In the case of Education, the risk of contagion and spread of Covid-19 among students attending the same educational environment is high, so it is risky to bring too many students together in the closed space of a classroom. Faced with this situation of impossibility of concentrating students in face-to-face spaces, virtual environments and technologies increase their potential for development.
Virtual environments and technologies have been growing and developing for years thanks to terms such as “any time, any where” or “learning by doing”, but, in view of the risk of the spread of Covid-19, their expectations of development and implementation as educational resources have increased considerably.
In view of this situation of worldwide propagation of the Covid-19, the main argument in favour of the growth of these environments and technologies in the educational world is the NON-need for students to be present in the real space where the training action is carried out and the possibility of sharing objectives and non-physical virtual models.
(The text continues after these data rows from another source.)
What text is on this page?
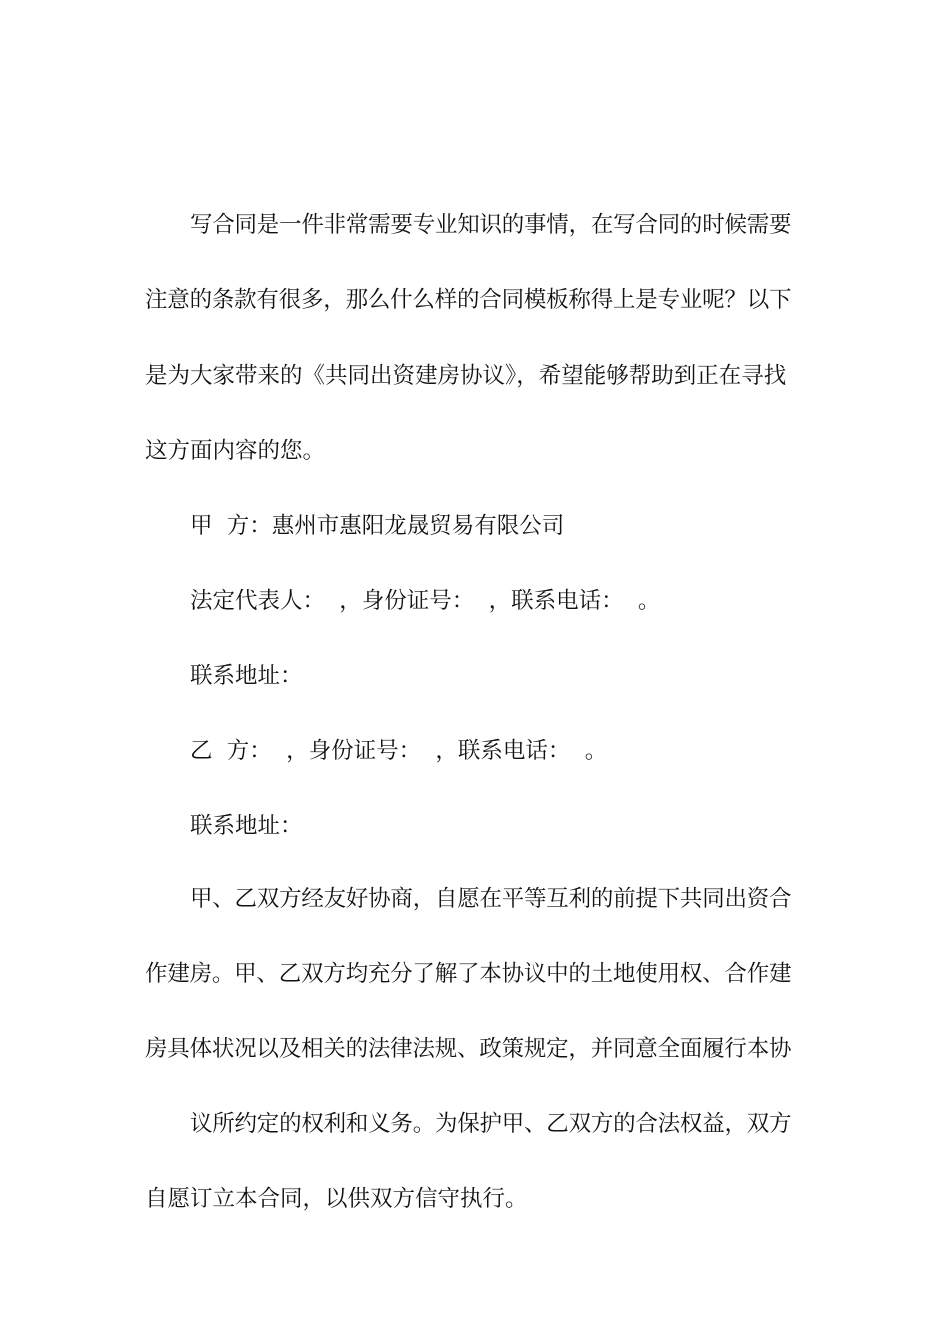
写合同是一件非常需要专业知识的事情，在写合同的时候需要
注意的条款有很多，那么什么样的合同模板称得上是专业呢？以下
是为大家带来的《共同出资建房协议》，希望能够帮助到正在寻找
这方面内容的您。
甲  方：惠州市惠阳龙晟贸易有限公司
法定代表人：  ，身份证号：  ，联系电话：  。
联系地址：
乙  方：  ，身份证号：  ，联系电话：  。
联系地址：
甲、乙双方经友好协商，自愿在平等互利的前提下共同出资合
作建房。甲、乙双方均充分了解了本协议中的土地使用权、合作建
房具体状况以及相关的法律法规、政策规定，并同意全面履行本协
议所约定的权利和义务。为保护甲、乙双方的合法权益，双方
自愿订立本合同，以供双方信守执行。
The advantages posed by new virtual environments and technologies in the face of the Covid-19 risk, call for the need to immediately invest human and technical resources in its implementation and subsequent development, with the aim of paralyzing educational action for longer.
Thus, in addition to their interest in the education sector, these adaptive, scalable and non-presential technologies have an enormous potential for development in practically any activity.